The solution, according to panelists on the future workforce at a recent Economic Outlook Conference, is in the local education systems. A study done by oDesk further revealed that part of the problem lies in the high expectations of today's graduates not having had to "struggle," and of them lacking the soft skills necessary to be good employees.

We at 4Cs (Community Child Care Council of Sonoma County) would like to offer one high-impact, long-term solution to this crisis: early childhood education. As providers of subsidized preschool services to low-income families, we experience every day how important it is that children start their school careers prepared. This may sound strange to those of us who are now adults and may remember a kindergarten very different from today's fast-paced classroom for 5 year olds.

The fact is that children who have not yet experienced functioning in a classroom setting start kindergarten already behind their peers. They spend their first months learning how to sit quietly in a circle, to raise their hand and wait their turn, to follow two- and three-step directions, to get along with others and to be away from their parents for a stretch of four to five hours. Some children enter kindergarten not knowing how to cut with scissors or hold a pencil. Disadvantaged children start kindergarten with half the vocabulary of their affluent peers and often lack the character skills to thrive in school.

Studies have shown that high-quality early childhood education increases employability by 23 percent and that a child educated in her first five years is 70 percent less likely to be arrested for a violent crime. Analysts of the Chicago Child-Parent Center study estimate $48,000 in benefits to the public per child from a half-day public preschool for at-risk children. Other studies have found that the estimated return on investment is $7 for every dollar invested.
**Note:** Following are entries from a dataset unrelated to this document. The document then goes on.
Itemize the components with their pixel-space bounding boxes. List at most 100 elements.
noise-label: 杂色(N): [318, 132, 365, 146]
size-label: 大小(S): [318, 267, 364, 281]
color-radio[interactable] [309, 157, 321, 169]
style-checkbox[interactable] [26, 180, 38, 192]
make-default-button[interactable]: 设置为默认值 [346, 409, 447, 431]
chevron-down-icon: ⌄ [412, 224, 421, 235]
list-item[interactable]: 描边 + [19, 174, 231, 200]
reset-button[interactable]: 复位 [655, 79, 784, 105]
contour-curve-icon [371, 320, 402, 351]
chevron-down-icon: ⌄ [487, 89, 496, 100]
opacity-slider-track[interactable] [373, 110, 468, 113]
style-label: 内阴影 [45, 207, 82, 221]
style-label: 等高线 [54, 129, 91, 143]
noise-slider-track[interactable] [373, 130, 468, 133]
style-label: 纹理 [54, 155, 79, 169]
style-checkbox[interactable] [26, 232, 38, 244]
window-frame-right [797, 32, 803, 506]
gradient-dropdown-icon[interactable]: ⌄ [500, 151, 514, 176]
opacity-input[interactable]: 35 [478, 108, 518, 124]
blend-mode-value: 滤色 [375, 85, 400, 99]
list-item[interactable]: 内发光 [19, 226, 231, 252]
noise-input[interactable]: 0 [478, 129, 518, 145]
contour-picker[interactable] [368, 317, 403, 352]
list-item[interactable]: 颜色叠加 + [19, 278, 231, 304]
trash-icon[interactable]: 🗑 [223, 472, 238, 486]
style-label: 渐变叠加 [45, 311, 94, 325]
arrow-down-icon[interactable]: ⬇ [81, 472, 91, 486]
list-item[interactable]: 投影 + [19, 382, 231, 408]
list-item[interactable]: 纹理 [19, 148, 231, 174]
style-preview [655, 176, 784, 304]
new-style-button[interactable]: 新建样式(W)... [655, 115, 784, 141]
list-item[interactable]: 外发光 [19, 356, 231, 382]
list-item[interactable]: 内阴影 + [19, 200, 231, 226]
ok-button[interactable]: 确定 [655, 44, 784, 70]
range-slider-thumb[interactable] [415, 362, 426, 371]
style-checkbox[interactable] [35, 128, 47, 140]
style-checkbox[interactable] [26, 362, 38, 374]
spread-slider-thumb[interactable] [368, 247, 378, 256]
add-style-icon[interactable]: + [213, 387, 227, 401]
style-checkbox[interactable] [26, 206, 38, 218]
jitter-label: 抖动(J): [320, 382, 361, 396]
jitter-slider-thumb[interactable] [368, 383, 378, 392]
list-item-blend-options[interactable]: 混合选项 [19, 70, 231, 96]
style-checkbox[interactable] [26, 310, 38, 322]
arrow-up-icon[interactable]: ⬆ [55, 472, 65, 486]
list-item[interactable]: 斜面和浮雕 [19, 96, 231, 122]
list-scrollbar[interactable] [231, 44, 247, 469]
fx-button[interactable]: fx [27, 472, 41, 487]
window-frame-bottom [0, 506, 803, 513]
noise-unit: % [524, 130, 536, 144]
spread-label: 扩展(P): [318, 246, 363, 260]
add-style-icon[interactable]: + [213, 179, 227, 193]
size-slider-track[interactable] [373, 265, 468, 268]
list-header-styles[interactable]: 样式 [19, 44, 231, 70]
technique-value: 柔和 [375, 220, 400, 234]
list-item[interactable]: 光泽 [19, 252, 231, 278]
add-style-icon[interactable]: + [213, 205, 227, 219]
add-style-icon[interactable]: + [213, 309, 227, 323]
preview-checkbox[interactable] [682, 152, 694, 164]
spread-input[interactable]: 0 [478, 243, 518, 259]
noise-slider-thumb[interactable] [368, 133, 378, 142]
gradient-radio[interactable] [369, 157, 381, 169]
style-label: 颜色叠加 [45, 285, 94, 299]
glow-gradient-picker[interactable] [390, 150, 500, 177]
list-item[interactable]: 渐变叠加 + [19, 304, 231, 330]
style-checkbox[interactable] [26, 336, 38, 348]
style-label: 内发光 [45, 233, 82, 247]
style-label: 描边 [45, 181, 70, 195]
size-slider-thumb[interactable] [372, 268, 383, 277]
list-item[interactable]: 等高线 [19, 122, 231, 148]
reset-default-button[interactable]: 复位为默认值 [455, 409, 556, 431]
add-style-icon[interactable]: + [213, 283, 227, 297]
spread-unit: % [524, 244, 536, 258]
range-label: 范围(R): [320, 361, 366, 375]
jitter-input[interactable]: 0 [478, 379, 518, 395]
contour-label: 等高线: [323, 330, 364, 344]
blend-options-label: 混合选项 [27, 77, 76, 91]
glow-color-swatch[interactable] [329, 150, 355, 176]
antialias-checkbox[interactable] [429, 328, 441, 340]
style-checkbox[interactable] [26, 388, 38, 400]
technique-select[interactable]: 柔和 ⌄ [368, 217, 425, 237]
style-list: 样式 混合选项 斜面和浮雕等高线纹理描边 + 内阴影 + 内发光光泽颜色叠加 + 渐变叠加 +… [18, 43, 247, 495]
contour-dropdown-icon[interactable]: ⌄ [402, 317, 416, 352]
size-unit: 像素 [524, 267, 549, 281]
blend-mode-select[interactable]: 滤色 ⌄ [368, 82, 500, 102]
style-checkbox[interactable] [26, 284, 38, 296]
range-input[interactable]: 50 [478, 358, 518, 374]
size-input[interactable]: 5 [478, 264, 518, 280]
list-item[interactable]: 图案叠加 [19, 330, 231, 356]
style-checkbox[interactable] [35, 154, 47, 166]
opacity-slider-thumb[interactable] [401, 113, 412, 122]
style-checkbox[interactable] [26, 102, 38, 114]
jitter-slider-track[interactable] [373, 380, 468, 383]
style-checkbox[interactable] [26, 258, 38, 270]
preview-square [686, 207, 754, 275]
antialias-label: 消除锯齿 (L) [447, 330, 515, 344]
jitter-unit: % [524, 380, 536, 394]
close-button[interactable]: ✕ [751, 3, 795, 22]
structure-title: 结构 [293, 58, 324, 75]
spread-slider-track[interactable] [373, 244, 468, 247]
We hear a lot of talk these days about the achievement gap or opportunity gap. We hear that the difference between the "haves" and the "have-nots" continues to increase. We also hear that in California, 50 percent of children never go to preschool. The key issue is that the children who need it the most are the ones who don't have the opportunity to have a positive education experience before kindergarten. These children begin their school experience behind, and many never catch up.

If we were to prepare these children to be ready to succeed from the beginning, their chances of successfully making it through their education increases exponentially. This would help bring a group of young people into the mix of our future workforce, young people who are not in the usual "have" group and who have experienced their share of struggle.

But it's not just the children who need an education. Family engagement is an essential component and is provided in currently existing subsidized preschool programs. All parents want the best for their children. Parents who have never themselves received support or been successful in their educational careers will benefit from guidance on how to help their children succeed in school and how to be an active participant in their child's education. And when is the best time to provide that guidance? The earlier, the better, of course.

And just think, the children in our preschool programs today will graduate high school in only 14 years.

Lara Magnusdottir is resource and referral director for the Community Child Care Council of Sonoma County.